The reason for adding the Kafka-Connect component is to run readers. A reader loads data from a data source in real-time and saves the data to a Kafka topic. Here “real-time” means the reader runs 24 x 7. It automatically detects new records from the source and loads them. We will design a reader that loads from text files in the cloud storage.

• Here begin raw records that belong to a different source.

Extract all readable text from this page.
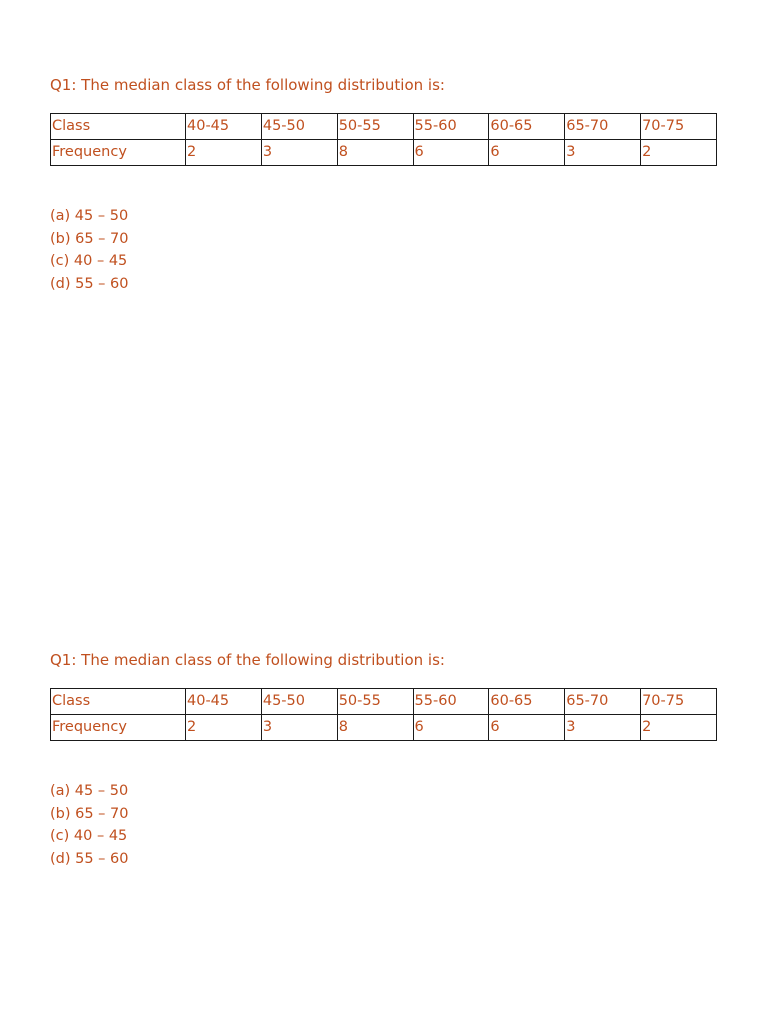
Q1: The median class of the following distribution is:
Class	40-45	45-50	50-55	55-60	60-65	65-70	70-75
Frequency	2	3	8	6	6	3	2
(a) 45 – 50
(b) 65 – 70
(c) 40 – 45
(d) 55 – 60
Q1: The median class of the following distribution is:
Class	40-45	45-50	50-55	55-60	60-65	65-70	70-75
Frequency	2	3	8	6	6	3	2
(a) 45 – 50
(b) 65 – 70
(c) 40 – 45
(d) 55 – 60
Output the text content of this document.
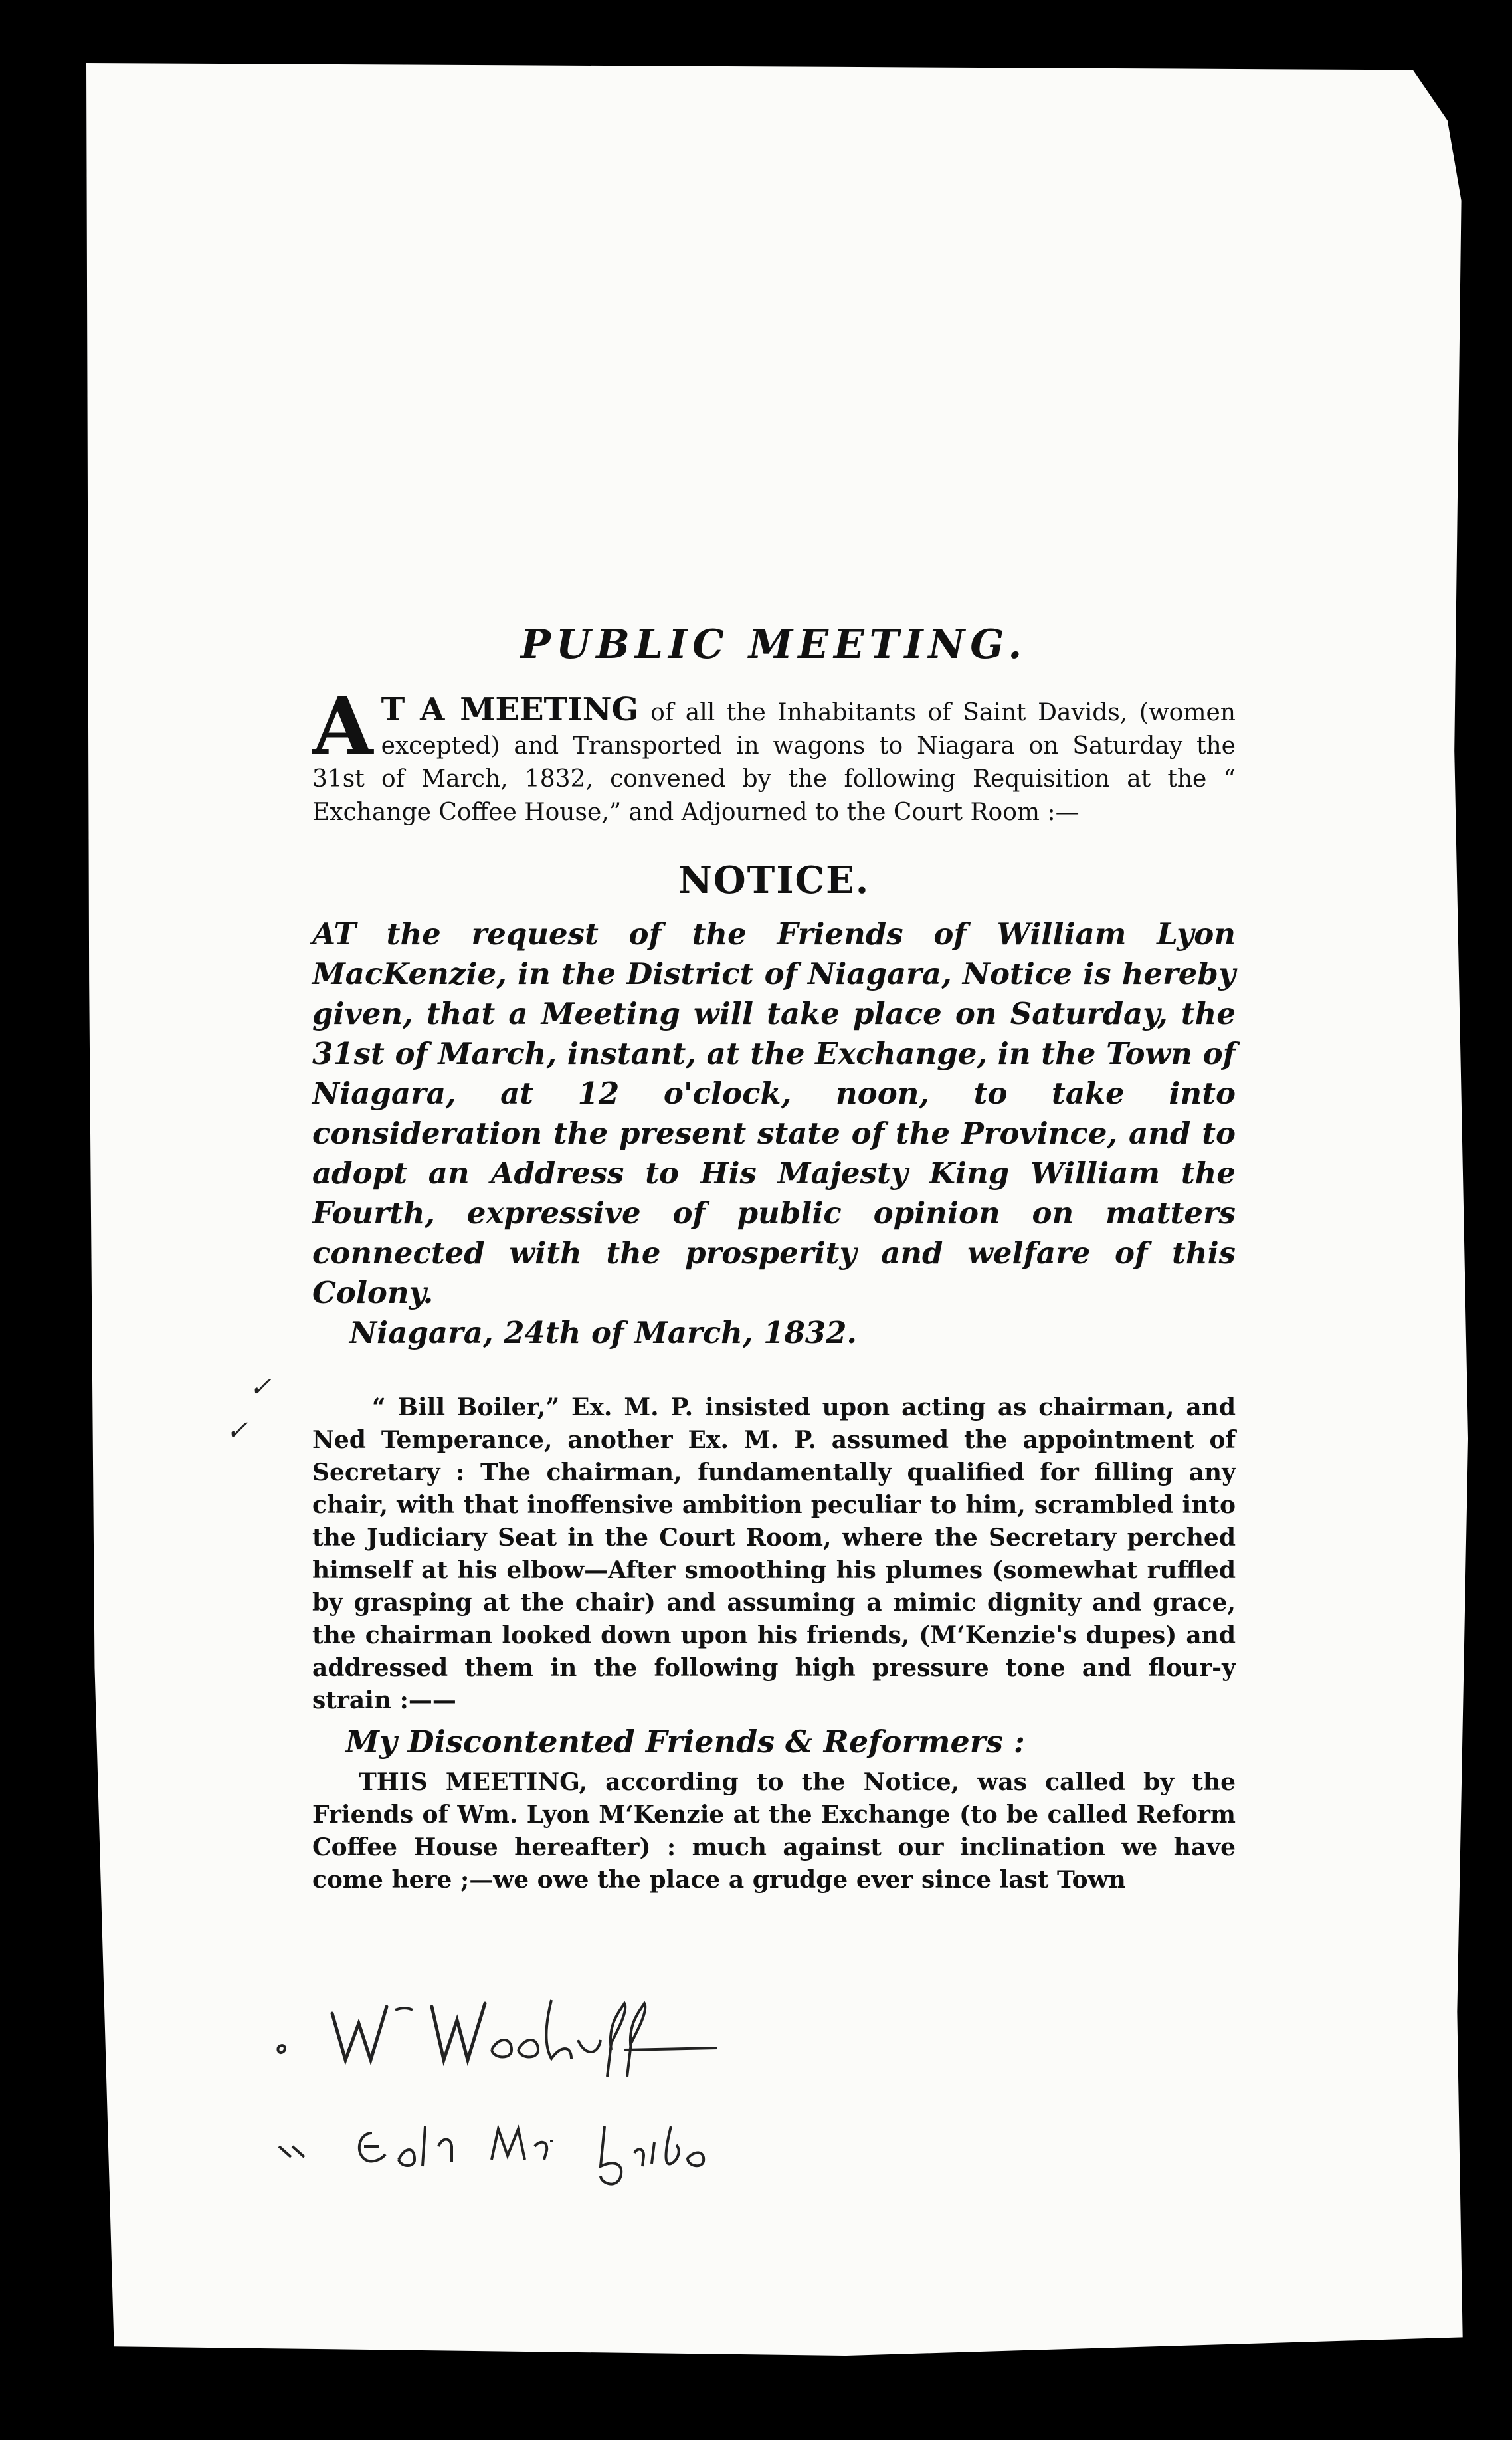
✓
✓
PUBLIC MEETING.

A T A MEETING of all the Inhabitants of Saint Davids, (women excepted) and Transported in wagons to Niagara on Saturday the 31st of March, 1832, convened by the following Requisition at the “ Exchange Coffee House,” and Adjourned to the Court Room :—

NOTICE.

AT the request of the Friends of William Lyon MacKenzie, in the District of Niagara, Notice is hereby given, that a Meeting will take place on Saturday, the 31st of March, instant, at the Exchange, in the Town of Niagara, at 12 o'clock, noon, to take into consideration the present state of the Province, and to adopt an Address to His Majesty King William the Fourth, expressive of public opinion on matters connected with the prosperity and welfare of this Colony.

Niagara, 24th of March, 1832.

“ Bill Boiler,” Ex. M. P. insisted upon acting as chairman, and Ned Temperance, another Ex. M. P. assumed the appointment of Secretary : The chairman, fundamentally qualified for filling any chair, with that inoffensive ambition peculiar to him, scrambled into the Judiciary Seat in the Court Room, where the Secretary perched himself at his elbow—After smoothing his plumes (somewhat ruffled by grasping at the chair) and assuming a mimic dignity and grace, the chairman looked down upon his friends, (M‘Kenzie's dupes) and addressed them in the following high pressure tone and flour-y strain :——

My Discontented Friends & Reformers :

THIS MEETING, according to the Notice, was called by the Friends of Wm. Lyon M‘Kenzie at the Exchange (to be called Reform Coffee House hereafter) : much against our inclination we have come here ;—we owe the place a grudge ever since last Town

Calabash offers the following readers that require the Kafka-Connect:

Text file reader
Binary file reader
JSON file reader
Avro file reader
Parquet file reader
Microsoft Excel file reader
Google sheets reader
JDBC query reader

Calabash also offers a unique reader that does not require Kafka-Connect. This reader is the “API Service” reader. An API Service reader creates a secure REST API to accept POST or PUT messages. It then turns around to save data to a Kafka topic. Using the API Service reader, you can further insulate your Kafka system from the outside world. You can also simplify logging to Kafka because posting to a REST API is a lot easier than directly producing data to Kafka.

We will create an API Service reader in Track 9 of the tutorial.

In addition to readers, Kafka-Connect also supports writers. Calabash offers the following types of writers.

CSV file writer
JSON file writer
Avro file writer
Parquet file writer
JDBC table writer
Google BigQuery writer
API target writer

We will try the writer in Track 7 of the tutorial.